Stress is intended as a situational response to an immediate threat; its purpose is to rally all of the mental, emotional and physical resources at our disposal so that, like your dog when the mail arrives, you can instantly spring into action to tackle an emergency. When we detect a threat it triggers a stress response almost immediately. The hypothalamus hollers at the adrenal gland to pump out adrenaline and cortisol. Your heart rate, breathing and blood pressure spike; your metabolism goes into overdrive. Blood speeds to your muscles and your liver releases glucose for energy. Your pupils dilate to improve vision. Beads of cooling sweat appear on your forehead. You’re ready to chase, to fight, to conquer, or to run like heck. All of these physical changes prepare a person (or dog) to react quickly and effectively handle the threat. Once the threat is gone, though, your stress should be gone too. Like your canine mentor, you should be ready for a nap.
But where most dogs have only a few stress triggers that get pulled with just enough frequency to make their day interesting, their unfortunate owners have created a world of unrelenting stress. For teens, who are emotionally charged to begin with and haven’t yet learned to cope with adult-style pressure, stress may seem to circle constantly, threatening and taunting. Tests, gossip, competitions, pimples, mean girls, family issues, a learning disability, an overscheduled life, etc., can lead to an abundance of teen stress. While many of these factors may seem as harmless as the mail is to your dog, they have the same effect; they trigger stress response. That means that your teen’s hypothalamus is constantly hollering at her adrenal glands, keeping her body and brain in a sustained state of emergency. She’s always ready to fight or to run away.
Unlike the family pet, however, there usually isn’t a nap on the horizon for your teen; at least not for a while. It’s only after the constant flood of adrenaline and cortisone utterly exhaust her that your anxious teen is likely to fall asleep. But her sleep will be the fitful, fearful, unproductive sleep that accompanies depression. She may be unable to sleep at night and unable to stay awake during the day.
The symptoms of chronic teen stress can include not only expected elevated behaviors like agitation, irritability, restlessness, argumentativeness and running away, but also depressed behaviors like withdrawal, oversleeping, drowsiness and sullenness.

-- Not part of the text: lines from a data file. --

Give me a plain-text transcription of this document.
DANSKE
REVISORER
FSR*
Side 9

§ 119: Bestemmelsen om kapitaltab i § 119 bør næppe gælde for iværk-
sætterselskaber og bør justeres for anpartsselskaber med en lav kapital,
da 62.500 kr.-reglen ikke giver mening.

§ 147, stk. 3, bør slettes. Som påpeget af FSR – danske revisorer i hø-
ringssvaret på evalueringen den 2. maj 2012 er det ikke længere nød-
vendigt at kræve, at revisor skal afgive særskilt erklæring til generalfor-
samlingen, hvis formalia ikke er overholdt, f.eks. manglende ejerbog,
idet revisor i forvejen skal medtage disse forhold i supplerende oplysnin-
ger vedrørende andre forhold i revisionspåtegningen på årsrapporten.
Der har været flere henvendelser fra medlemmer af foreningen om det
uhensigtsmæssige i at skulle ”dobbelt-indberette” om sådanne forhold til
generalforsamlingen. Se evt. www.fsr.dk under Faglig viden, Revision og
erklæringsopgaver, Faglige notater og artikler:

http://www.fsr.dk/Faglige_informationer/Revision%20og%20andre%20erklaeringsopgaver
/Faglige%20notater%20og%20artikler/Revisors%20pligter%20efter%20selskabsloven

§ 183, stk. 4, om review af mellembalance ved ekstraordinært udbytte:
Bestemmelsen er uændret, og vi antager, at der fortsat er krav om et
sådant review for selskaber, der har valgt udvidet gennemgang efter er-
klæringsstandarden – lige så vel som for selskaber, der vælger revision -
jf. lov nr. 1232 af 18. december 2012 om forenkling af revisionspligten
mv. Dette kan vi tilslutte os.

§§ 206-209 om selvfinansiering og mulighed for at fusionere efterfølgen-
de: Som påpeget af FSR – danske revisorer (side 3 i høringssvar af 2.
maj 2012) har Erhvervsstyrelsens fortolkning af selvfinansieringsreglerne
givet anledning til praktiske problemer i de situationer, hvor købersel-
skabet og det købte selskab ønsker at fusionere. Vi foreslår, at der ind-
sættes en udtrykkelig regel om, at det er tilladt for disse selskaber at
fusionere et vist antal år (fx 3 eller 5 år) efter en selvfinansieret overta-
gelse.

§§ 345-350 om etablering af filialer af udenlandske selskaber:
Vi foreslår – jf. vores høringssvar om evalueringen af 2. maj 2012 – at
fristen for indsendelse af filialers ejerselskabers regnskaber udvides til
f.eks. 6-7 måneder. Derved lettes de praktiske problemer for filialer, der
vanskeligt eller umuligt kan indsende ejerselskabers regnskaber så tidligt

If you suspect your teen is experiencing a high level of stress, the first thing to do is just ask! She may or may not be willing to share, but either way, your concern and attention communicate love and help create a sense of safety. If she’s willing to share, help her identify the triggers that seem to keep her stress level high. With the help of a therapist (if she’s willing to engage that level of care), explore a combination of reducing exposure to stressors where practical (e.g. dropping a sport, avoiding gossipy social media) and practicing effective coping strategies when stressors can’t be eliminated (e.g. some level of academic pressure, social situations, etc.).
Lifelong stress-management practices can include DBT techniques, yoga, moderate daily exercise, dietary adjustments (favoring whole, unprocessed foods including fruits and vegetables), meditation, time-management skills, and (of course) keeping a pet! Encourage you daughter to start practicing some of these now; it’s never too early to help her manage her teen stress.